When we tested the correlations of lamotrigine with a single antiepileptic drug inducer such as carbamazepine, MHD, and phenobarbital, the results indicated that the trough lamotrigine concentrations were not in correlation with trough concentrations of MHD or phenobarbital. Because patients were treated with different doses of AEDs, a dose correction of the concentration was undertaken, after which the correlation reached statistical significance for carbamazepine and MHD. Oxcarbazepine may stimulate a more restricted range of CYP and/or UGT isoenzymes with weaker enzyme-inducing properties (20). Positive correlation between lamotrigine and MHD, the main metabolite of oxcarbazepine, may be explained by the main mechanism of MHD elimination, which is primarily by glucuronide conjugation. The primary metabolic route for carbamazepine is oxidation, which produces an epoxide that is subsequently further oxidized to a diol (21). This is followed by conjugation with UGT2B7, which can explain the weak correlation between lamotrigine and carbamazepine. The induction of lamotrigine metabolism by carbamazepine or oxcarbazepine may result in decreased lamotrigine concentrations, but in the next step, carbamazepine/MHD and lamotrigine compete for the same enzymes. This can finally result in increased concentrations of both lamotrigine and carbamazepine/MHD (22).

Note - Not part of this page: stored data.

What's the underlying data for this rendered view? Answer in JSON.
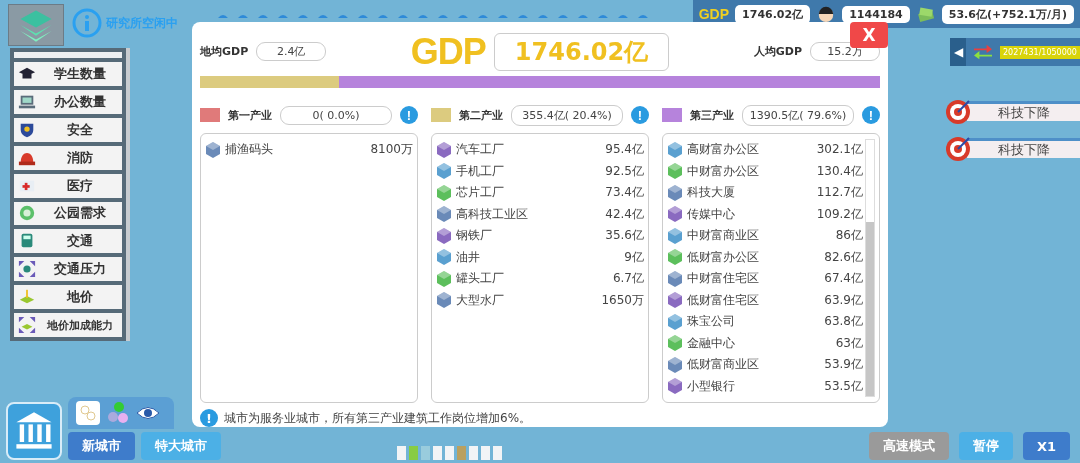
{
  "status": {
    "research": "研究所空闲中"
  },
  "sidebar": {
    "items": [
      {
        "label": "学生数量"
      },
      {
        "label": "办公数量"
      },
      {
        "label": "安全"
      },
      {
        "label": "消防"
      },
      {
        "label": "医疗"
      },
      {
        "label": "公园需求"
      },
      {
        "label": "交通"
      },
      {
        "label": "交通压力"
      },
      {
        "label": "地价"
      },
      {
        "label": "地价加成能力"
      }
    ]
  },
  "top_stats": {
    "gdp_logo": "GDP",
    "gdp": "1746.02亿",
    "population": "1144184",
    "money": "53.6亿(+752.1万/月)"
  },
  "side_panel": {
    "toggle": "◀",
    "progress_text": "2027431/1050000"
  },
  "alerts": [
    {
      "label": "科技下降"
    },
    {
      "label": "科技下降"
    }
  ],
  "modal": {
    "close": "X",
    "land_gdp": {
      "label": "地均GDP",
      "value": "2.4亿"
    },
    "title": "GDP",
    "total": "1746.02亿",
    "per_capita": {
      "label": "人均GDP",
      "value": "15.2万"
    },
    "sectors": [
      {
        "name": "第一产业",
        "value": "0( 0.0%)",
        "color": "#e07a7a",
        "info": "!",
        "items": [
          {
            "name": "捕渔码头",
            "value": "8100万"
          }
        ]
      },
      {
        "name": "第二产业",
        "value": "355.4亿( 20.4%)",
        "color": "#dccb7f",
        "info": "!",
        "items": [
          {
            "name": "汽车工厂",
            "value": "95.4亿"
          },
          {
            "name": "手机工厂",
            "value": "92.5亿"
          },
          {
            "name": "芯片工厂",
            "value": "73.4亿"
          },
          {
            "name": "高科技工业区",
            "value": "42.4亿"
          },
          {
            "name": "钢铁厂",
            "value": "35.6亿"
          },
          {
            "name": "油井",
            "value": "9亿"
          },
          {
            "name": "罐头工厂",
            "value": "6.7亿"
          },
          {
            "name": "大型水厂",
            "value": "1650万"
          }
        ]
      },
      {
        "name": "第三产业",
        "value": "1390.5亿( 79.6%)",
        "color": "#b683dc",
        "info": "!",
        "items": [
          {
            "name": "高财富办公区",
            "value": "302.1亿"
          },
          {
            "name": "中财富办公区",
            "value": "130.4亿"
          },
          {
            "name": "科技大厦",
            "value": "112.7亿"
          },
          {
            "name": "传媒中心",
            "value": "109.2亿"
          },
          {
            "name": "中财富商业区",
            "value": "86亿"
          },
          {
            "name": "低财富办公区",
            "value": "82.6亿"
          },
          {
            "name": "中财富住宅区",
            "value": "67.4亿"
          },
          {
            "name": "低财富住宅区",
            "value": "63.9亿"
          },
          {
            "name": "珠宝公司",
            "value": "63.8亿"
          },
          {
            "name": "金融中心",
            "value": "63亿"
          },
          {
            "name": "低财富商业区",
            "value": "53.9亿"
          },
          {
            "name": "小型银行",
            "value": "53.5亿"
          }
        ]
      }
    ],
    "share_bar": {
      "segments": [
        {
          "level": 0.204,
          "color": "#dccb7f"
        },
        {
          "level": 0.796,
          "color": "#b683dc"
        }
      ]
    },
    "note": {
      "icon": "!",
      "text": "城市为服务业城市，所有第三产业建筑工作岗位增加6%。"
    }
  },
  "bottom_bar": {
    "left_buttons": [
      {
        "label": "新城市",
        "kind": "primary"
      },
      {
        "label": "特大城市",
        "kind": "light"
      }
    ],
    "right_buttons": [
      {
        "label": "高速模式",
        "kind": "grey"
      },
      {
        "label": "暂停",
        "kind": "light"
      },
      {
        "label": "X1",
        "kind": "primary"
      }
    ]
  }
}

We observed no effect on lamotrigine kinetics, as previously described (23), of topiramate, which is a weak inducer (24), and others such as gabapentin, vigabatrin, and levetiracetam whose main route of elimination is renal excretion. This could be due to the small number of patients in each group, which did not allow drawing any firm conclusions.

Due to complexity of these mechanisms, it is still difficult to predict the final outcome of these interactions (25). Furthermore, drug transporters, present at many barriers and organs involved in drug absorption, distribution, and excretion, play a key role in the bioavailability and concentrations of many drugs, including AEDs. Additionally, the fact that drugs can be substrates and inhibitors or inducers of transporter proteins makes the pharmacokinetics of AEDs even more complex (26).

In conclusion, our original finding was that higher valproate concentration levels resulted in higher lamotrigine serum levels. This is a fact that clinicians should keep in mind when concomitantly prescribing these two drugs, since majority of their adverse effects are dose-dependent. Additionally, significant positive correlations between lamotrigine, carbamazepine, and MHD concentrations indicated that upon the completion of induction, a higher dose-corrected concentration of inducers did not further lower lamotrigine levels. These findings may have clinical significance for optimal AED dosing, since side effects of AEDs are dose-dependent and reinforce the view that optimizing lamotrigine dose in an individual patient is best achieved by adjunctive measurement of serum levels. More studies with larger sample sizes than those in our study are needed to validate our findings.